Written by Brandon Stroud / 11.18.11

mma-santaChris Weidman asking Santa Claus for a win over Tom Lawlor on Saturday at UFC 139 is funny enough, but Santa not knowing what that is and thinking “MMA” means military is the stuff of legend. That’s the downside of being stuck up at the North Pole negotiating the theories of light-speed travel and using slave labor to make Christmas Holiday toys all year, you don’t get to keep up with what’s happening on TUF.

Maggie Hendricks at Cagewriter provides a thorough analysis:

Santa has no idea what the UFC is, but that’s OK. He’s pretty busy this time of year, so he doesn’t know that Weidman is 6-0. The elves didn’t tell him that Weidman won his last bout in a first-round guillotine, and that he is bringing excellent wrestling skills into the cage against Lawlor.
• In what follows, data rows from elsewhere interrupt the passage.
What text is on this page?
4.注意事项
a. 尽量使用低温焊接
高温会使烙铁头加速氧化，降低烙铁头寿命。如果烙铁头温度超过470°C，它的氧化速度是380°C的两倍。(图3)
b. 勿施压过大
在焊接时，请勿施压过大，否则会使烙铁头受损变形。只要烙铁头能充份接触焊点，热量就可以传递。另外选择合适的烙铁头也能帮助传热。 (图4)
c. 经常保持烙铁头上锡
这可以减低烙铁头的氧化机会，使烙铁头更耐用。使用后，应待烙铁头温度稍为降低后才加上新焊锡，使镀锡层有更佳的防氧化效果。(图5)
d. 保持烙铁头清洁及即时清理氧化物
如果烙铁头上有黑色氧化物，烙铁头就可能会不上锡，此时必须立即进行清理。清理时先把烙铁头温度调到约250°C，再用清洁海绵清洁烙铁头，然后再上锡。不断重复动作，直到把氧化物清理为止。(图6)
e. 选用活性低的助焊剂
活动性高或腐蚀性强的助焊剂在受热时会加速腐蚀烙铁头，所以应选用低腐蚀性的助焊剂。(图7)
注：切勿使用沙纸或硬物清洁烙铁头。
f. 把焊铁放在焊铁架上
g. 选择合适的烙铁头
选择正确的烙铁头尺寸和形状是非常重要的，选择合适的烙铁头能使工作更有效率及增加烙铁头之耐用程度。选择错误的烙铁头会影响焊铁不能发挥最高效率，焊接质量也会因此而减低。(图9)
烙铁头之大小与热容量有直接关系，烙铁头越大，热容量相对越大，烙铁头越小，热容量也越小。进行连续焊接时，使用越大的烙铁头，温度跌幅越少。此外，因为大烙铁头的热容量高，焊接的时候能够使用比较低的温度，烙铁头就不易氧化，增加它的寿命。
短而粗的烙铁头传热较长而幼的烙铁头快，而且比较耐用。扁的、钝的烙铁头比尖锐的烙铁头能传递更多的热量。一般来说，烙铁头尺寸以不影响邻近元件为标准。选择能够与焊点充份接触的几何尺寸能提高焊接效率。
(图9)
The opposite of this video would be funny, too. Imagine Cain Velasquez sitting on the Easter Bunny’s lap at his local mall and asking for a victory, only to have the Bunny be all, “whatever, you need to challenge more, I’m a symbol of pagan fertility, not a miracle worker”. And come to think of it, I want all of our folkloric heroes to be knowledgeable about mixed-martial arts. Next time I lose a tooth, I’m putting it under my pillow alongside some Bellator predictions and see if the Tooth Fairy thinks I’m full of sh*t for picking Chandler over Alvarez.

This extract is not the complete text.